1) “Improving Access to Government Data on the Web” (September 15, 2009) By Diane Mueller http://www.webcpa.com/news/Improving-Access-Government-Data-Web-51701-1.html …” the accuracy with which data is interpreted is jeopardized with each reuse. Without a link back to the source, the authenticity of the content is no longer discoverable The administration’s goal should be to ensure that the public can collaborate on the analysis and dissemination of public information across the web in a manner that can be trusted, authenticated and redistributed without imposing a cost burden on the consumers or the producers of that information.”
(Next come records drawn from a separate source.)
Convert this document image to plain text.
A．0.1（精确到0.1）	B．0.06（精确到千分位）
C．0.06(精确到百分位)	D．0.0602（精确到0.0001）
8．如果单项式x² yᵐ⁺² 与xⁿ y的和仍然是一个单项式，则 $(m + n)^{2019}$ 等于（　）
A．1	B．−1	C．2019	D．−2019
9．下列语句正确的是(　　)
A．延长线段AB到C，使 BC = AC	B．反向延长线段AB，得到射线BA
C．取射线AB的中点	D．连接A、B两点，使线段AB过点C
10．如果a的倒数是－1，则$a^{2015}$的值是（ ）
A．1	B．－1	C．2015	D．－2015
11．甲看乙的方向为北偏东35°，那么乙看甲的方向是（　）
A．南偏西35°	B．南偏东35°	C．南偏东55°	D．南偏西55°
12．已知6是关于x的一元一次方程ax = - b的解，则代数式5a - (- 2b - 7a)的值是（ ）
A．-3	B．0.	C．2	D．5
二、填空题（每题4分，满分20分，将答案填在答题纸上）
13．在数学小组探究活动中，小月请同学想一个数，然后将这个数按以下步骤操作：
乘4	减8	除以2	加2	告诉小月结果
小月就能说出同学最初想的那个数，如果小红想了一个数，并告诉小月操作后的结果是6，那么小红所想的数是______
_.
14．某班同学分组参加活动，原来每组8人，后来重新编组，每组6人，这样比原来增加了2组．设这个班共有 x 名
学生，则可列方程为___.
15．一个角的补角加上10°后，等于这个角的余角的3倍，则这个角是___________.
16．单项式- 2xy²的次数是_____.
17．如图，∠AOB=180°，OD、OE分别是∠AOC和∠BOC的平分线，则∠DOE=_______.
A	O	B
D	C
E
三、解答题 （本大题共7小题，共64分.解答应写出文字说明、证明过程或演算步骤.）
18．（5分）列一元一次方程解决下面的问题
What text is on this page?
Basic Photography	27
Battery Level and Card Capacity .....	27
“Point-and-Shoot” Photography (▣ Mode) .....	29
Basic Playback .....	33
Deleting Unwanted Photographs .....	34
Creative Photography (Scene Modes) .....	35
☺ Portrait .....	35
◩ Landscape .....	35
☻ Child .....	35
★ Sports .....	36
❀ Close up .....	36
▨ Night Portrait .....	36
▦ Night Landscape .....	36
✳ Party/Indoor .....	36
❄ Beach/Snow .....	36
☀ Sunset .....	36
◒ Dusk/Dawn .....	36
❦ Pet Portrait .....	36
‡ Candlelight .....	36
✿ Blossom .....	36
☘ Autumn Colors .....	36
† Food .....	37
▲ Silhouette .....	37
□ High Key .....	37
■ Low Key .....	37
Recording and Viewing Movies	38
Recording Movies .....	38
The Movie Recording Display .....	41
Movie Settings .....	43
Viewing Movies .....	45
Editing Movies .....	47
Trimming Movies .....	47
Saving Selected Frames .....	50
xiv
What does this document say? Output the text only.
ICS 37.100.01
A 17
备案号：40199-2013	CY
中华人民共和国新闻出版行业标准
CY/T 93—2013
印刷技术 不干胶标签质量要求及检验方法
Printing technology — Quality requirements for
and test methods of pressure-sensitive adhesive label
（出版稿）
2) Copyright and Provenance: Some Practical Problems” (2007) by John Mark Ockerbloom,. http://repository.upenn.edu/cgi/viewcontent.cgi?article=1051&context=library_papers&sei-redir=1#search=“Copyright+and+Provenance+some+practical+problems
“Copyright clearance is an increasingly complex and expensive impediment to the digitization and reuse of information. Clearing copyright issues in a reliable and cost-effective manner for works created in the last 100 years can involve establishing complex provenance chains for the works, their copyrights, and their licenses.”
Great idea Bonnie. This is conceptually similar to the GNU public license for software where the software’s source code may be viewed and edited as long as any additions are fed back in to the code base with the same license.